Durante años, la Antártida estuvo protegida por una barrera natural invisible: una capa de agua fría que aislaba sus hielos del calor del océano profundo. Pero esa protección podría estar debilitándose. Un nuevo estudio, basado en décadas de datos oceanográficos, detectó un cambio preocupante en la dinámica del Océano Austral. El calor, antes contenido en las profundidades, está comenzando a avanzar hacia el continente blanco.
Un cambio silencioso bajo el océano
La investigación, liderada por la Universidad de Cambridge, logró identificar un fenómeno que hasta ahora había pasado desapercibido: una masa de agua cálida, conocida como agua profunda circumpolar, se ha expandido y desplazado hacia la plataforma continental antártica en las últimas dos décadas.
Este hallazgo es especialmente relevante porque, hasta hace poco, no existían datos continuos suficientes para detectar este tipo de cambios a largo plazo. La combinación de mediciones históricas de barcos con datos recientes de boyas autónomas permitió reconstruir una imagen mucho más precisa del comportamiento del océano.
Las plataformas de hielo, en la línea de riesgo
Las plataformas de hielo que rodean la Antártida cumplen una función crítica: actúan como un “muro de contención” que frena el avance de los glaciares hacia el mar. Si estas estructuras se debilitan o colapsan, el hielo continental puede deslizarse con mayor rapidez, contribuyendo al aumento del nivel del mar.
El problema es que estas plataformas estaban protegidas por una capa de agua fría superficial. Ahora, con la llegada de aguas más cálidas desde las profundidades, ese equilibrio comienza a alterarse. Es como si un sistema natural de refrigeración dejara de funcionar, exponiendo al hielo a un calentamiento progresivo.

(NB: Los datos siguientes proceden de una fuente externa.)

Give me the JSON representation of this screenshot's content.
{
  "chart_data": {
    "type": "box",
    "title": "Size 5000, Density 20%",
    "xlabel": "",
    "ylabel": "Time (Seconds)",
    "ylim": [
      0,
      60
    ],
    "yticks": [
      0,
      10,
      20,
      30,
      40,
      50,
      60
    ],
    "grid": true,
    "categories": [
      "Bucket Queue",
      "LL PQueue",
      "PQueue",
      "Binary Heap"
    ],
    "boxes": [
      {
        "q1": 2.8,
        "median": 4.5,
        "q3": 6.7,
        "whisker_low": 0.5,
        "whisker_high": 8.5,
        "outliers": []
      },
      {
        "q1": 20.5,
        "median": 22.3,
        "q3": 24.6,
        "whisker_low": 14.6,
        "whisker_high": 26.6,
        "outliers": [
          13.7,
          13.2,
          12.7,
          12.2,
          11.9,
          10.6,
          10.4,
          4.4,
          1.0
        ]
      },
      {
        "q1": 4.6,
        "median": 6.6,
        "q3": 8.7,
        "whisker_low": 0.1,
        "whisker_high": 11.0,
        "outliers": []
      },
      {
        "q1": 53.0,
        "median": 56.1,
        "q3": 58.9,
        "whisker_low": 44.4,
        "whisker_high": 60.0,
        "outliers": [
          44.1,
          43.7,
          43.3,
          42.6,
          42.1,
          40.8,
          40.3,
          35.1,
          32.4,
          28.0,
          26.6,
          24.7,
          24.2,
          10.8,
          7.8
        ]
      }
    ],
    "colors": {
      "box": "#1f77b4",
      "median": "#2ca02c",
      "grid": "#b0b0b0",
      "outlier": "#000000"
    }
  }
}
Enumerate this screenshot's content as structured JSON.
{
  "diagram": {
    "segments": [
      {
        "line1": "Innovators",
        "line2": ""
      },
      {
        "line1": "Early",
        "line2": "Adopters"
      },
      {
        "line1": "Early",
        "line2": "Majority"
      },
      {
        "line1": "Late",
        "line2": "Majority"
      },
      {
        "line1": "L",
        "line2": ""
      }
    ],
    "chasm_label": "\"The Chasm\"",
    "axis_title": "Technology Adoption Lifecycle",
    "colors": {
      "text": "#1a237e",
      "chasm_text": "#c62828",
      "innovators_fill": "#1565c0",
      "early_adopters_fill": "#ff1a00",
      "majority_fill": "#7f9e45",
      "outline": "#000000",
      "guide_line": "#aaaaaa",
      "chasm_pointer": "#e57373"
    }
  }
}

El océano como almacén de calor
Uno de los datos más contundentes del estudio es que más del 90 % del exceso de calor generado por el cambio climático termina almacenado en los océanos. Dentro de ese sistema, el Océano Austral juega un papel central, ya que absorbe una gran parte de ese calor.

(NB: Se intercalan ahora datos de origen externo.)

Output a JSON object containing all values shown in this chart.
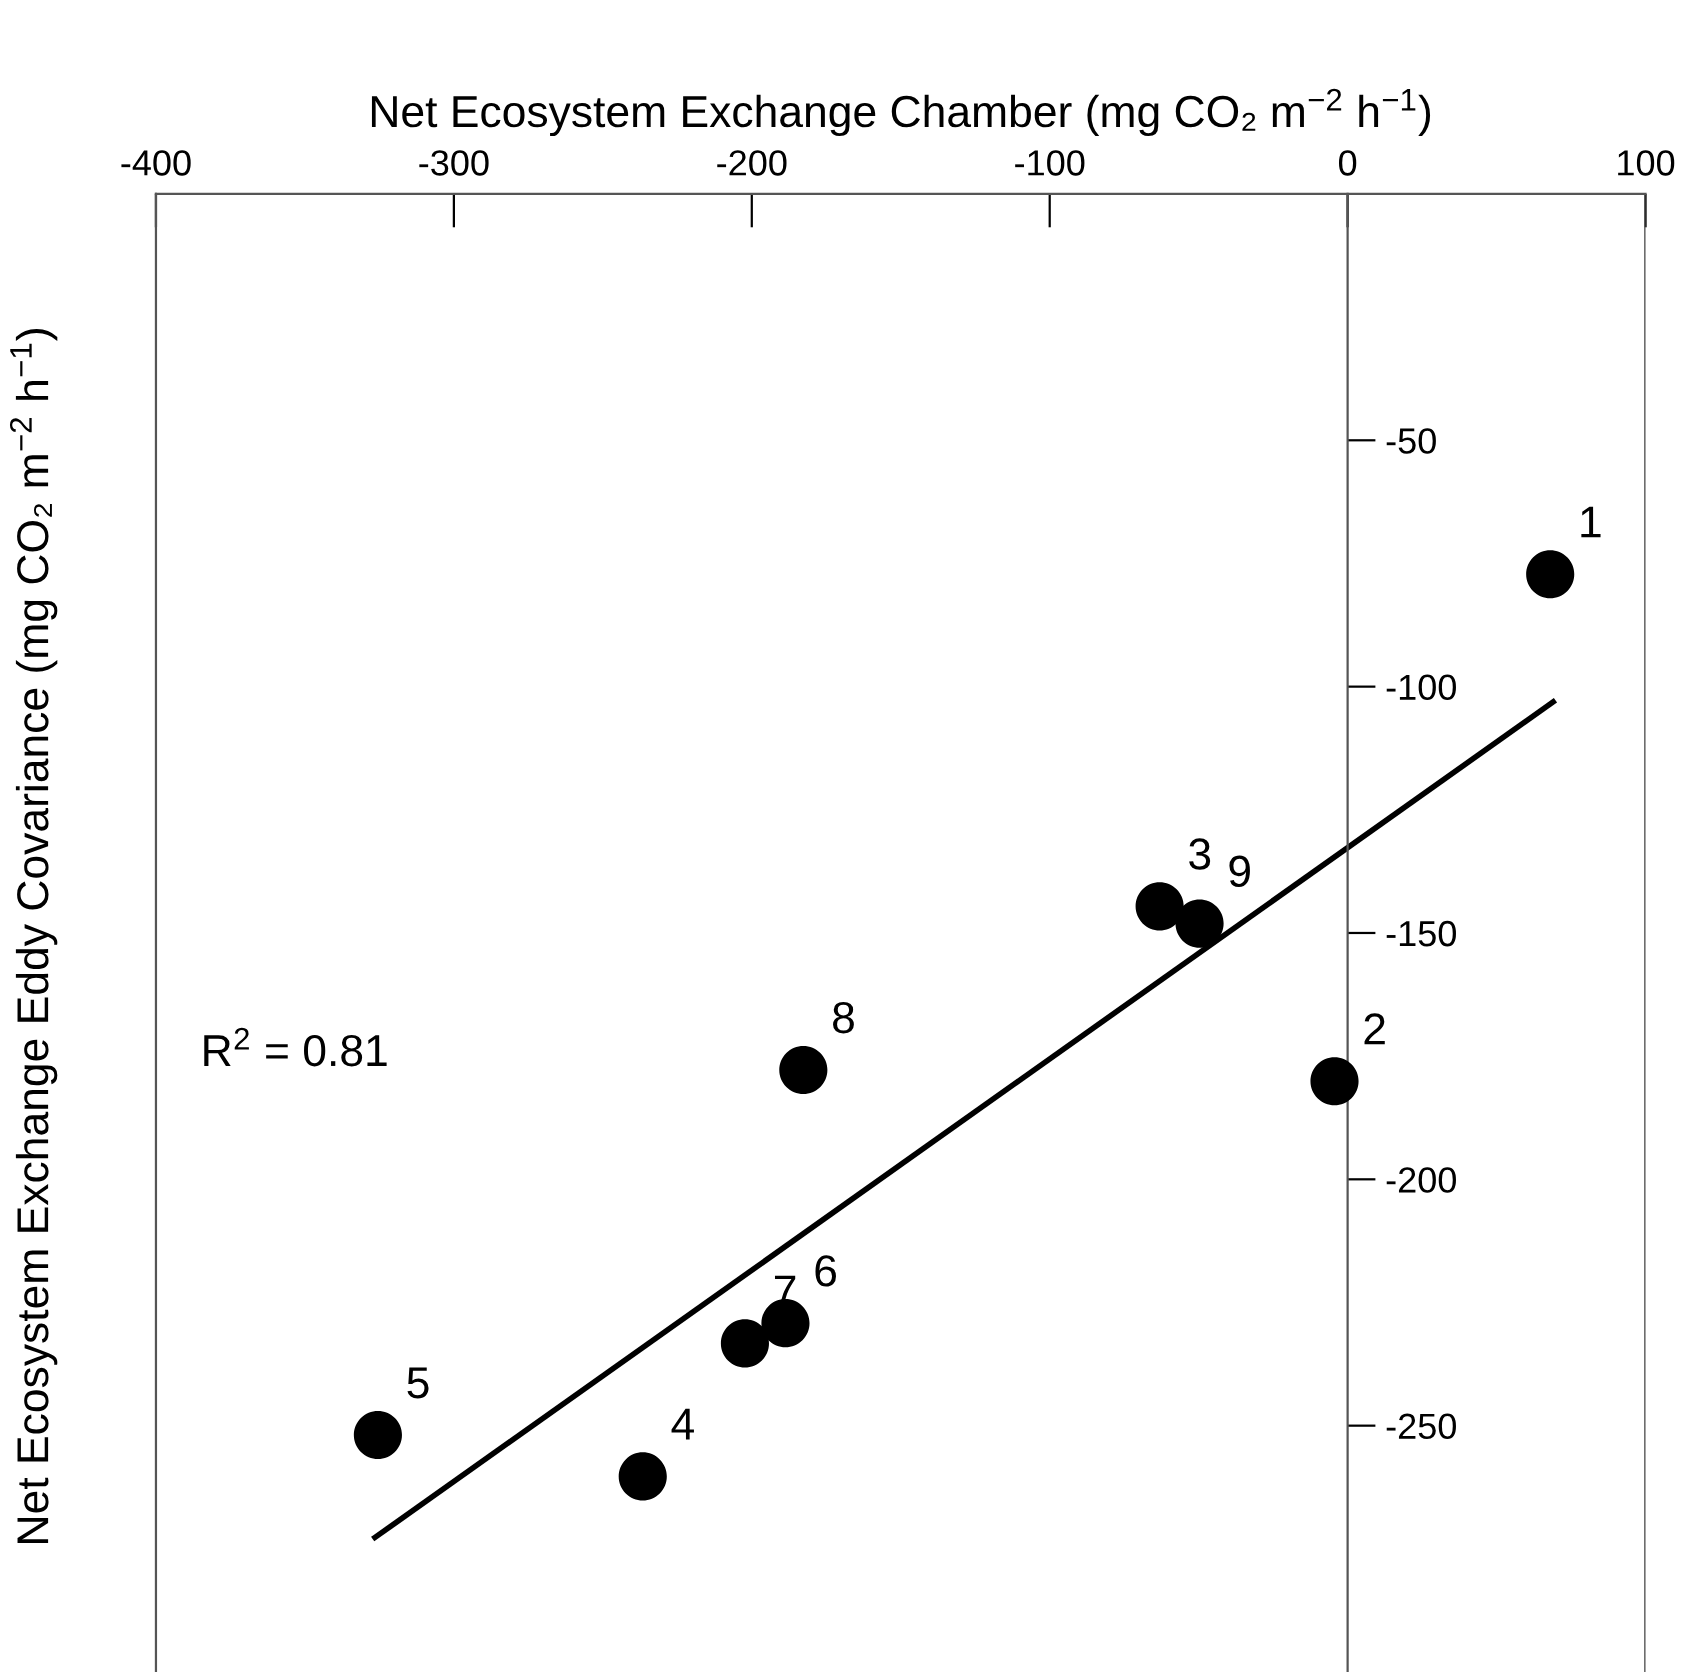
{
  "chart_data": {
    "type": "scatter",
    "xlabel": "Net Ecosystem Exchange Chamber (mg CO₂ m$^{−2}$ h$^{−1}$)",
    "ylabel": "Net Ecosystem Exchange Eddy Covariance (mg CO₂ m$^{−2}$ h$^{−1}$)",
    "xlim": [
      -400,
      100
    ],
    "xticks": [
      -400,
      -300,
      -200,
      -100,
      0,
      100
    ],
    "ylim": [
      -300,
      0
    ],
    "yticks": [
      -50,
      -100,
      -150,
      -200,
      -250
    ],
    "grid": false,
    "marker": "circle",
    "series": [
      {
        "color": "#000000",
        "x": [
          68,
          -4.4,
          -63.1,
          -236.6,
          -325.5,
          -188.7,
          -202.3,
          -182.7,
          -49.7
        ],
        "values": [
          -77.2,
          -180.1,
          -144.6,
          -260.3,
          -251.9,
          -229.2,
          -233.3,
          -177.8,
          -148.1
        ]
      },
      {
        "type": "line",
        "color": "#000000",
        "line_style": "solid",
        "marker": "none",
        "x": [
          -326.5,
          69
        ],
        "values": [
          -272.7,
          -103.1
        ]
      }
    ],
    "annotations": [
      {
        "text": "1",
        "x": 68,
        "y": -77.2
      },
      {
        "text": "2",
        "x": -4.4,
        "y": -180.1
      },
      {
        "text": "3",
        "x": -63.1,
        "y": -144.6
      },
      {
        "text": "4",
        "x": -236.6,
        "y": -260.3
      },
      {
        "text": "5",
        "x": -325.5,
        "y": -251.9
      },
      {
        "text": "6",
        "x": -188.7,
        "y": -229.2
      },
      {
        "text": "7",
        "x": -202.3,
        "y": -233.3
      },
      {
        "text": "8",
        "x": -182.7,
        "y": -177.8
      },
      {
        "text": "9",
        "x": -49.7,
        "y": -148.1
      },
      "R$^{2}$ = 0.81"
    ]
  }
}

Esto explica por qué las aguas profundas se están calentando y expandiendo. A medida que ese calor se redistribuye, comienza a modificar la circulación oceánica, empujando masas de agua más cálida hacia zonas que antes permanecían frías y estables.

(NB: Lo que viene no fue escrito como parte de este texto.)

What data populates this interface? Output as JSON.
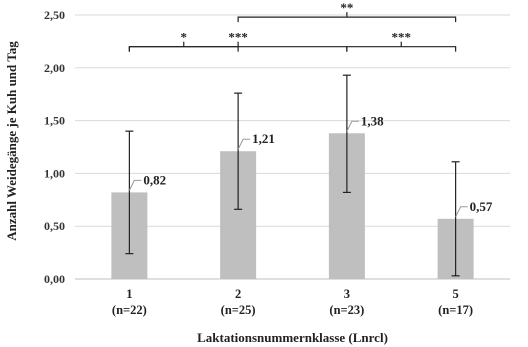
{
  "chart_data": {
    "type": "bar",
    "categories": [
      "1",
      "2",
      "3",
      "5"
    ],
    "category_counts": [
      "(n=22)",
      "(n=25)",
      "(n=23)",
      "(n=17)"
    ],
    "values": [
      0.82,
      1.21,
      1.38,
      0.57
    ],
    "data_labels": [
      "0,82",
      "1,21",
      "1,38",
      "0,57"
    ],
    "error_low": [
      0.24,
      0.66,
      0.82,
      0.03
    ],
    "error_high": [
      1.4,
      1.76,
      1.93,
      1.11
    ],
    "xlabel": "Laktationsnummernklasse (Lnrcl)",
    "ylabel": "Anzahl Weidegänge je Kuh und Tag",
    "ylim": [
      0,
      2.5
    ],
    "yticks": [
      "0,00",
      "0,50",
      "1,00",
      "1,50",
      "2,00",
      "2,50"
    ],
    "grid": true,
    "bar_color": "#bfbfbf",
    "significance": [
      {
        "from": 0,
        "to": 1,
        "label": "*"
      },
      {
        "from": 0,
        "to": 2,
        "label": "***"
      },
      {
        "from": 2,
        "to": 3,
        "label": "***"
      },
      {
        "from": 1,
        "to": 3,
        "label": "**"
      }
    ]
  }
}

Un impacto que va más allá de la Antártida
Aunque el fenómeno ocurre en una de las regiones más remotas del planeta, sus consecuencias pueden sentirse a escala global. El Océano Austral es una pieza clave en la regulación del clima, ya que participa en una gigantesca red de corrientes que distribuyen calor, carbono y nutrientes por todo el planeta.
Cambios en esta circulación podrían afectar sistemas como la circulación atlántica, alterando patrones climáticos, niveles de oxígeno en el océano y la capacidad de absorción de carbono. En otras palabras, lo que sucede en la Antártida no se queda en la Antártida.
Una señal de alerta temprana
Los científicos aún investigan si este cambio es el inicio de una tendencia sostenida o una variación puntual. Sin embargo, el hecho de que se haya detectado por primera vez en todo el Océano Austral marca un punto de inflexión en la comprensión del sistema climático.
Porque cuando el calor empieza a moverse en las profundidades…
no es solo el océano el que cambia, sino todo el equilibrio del planeta.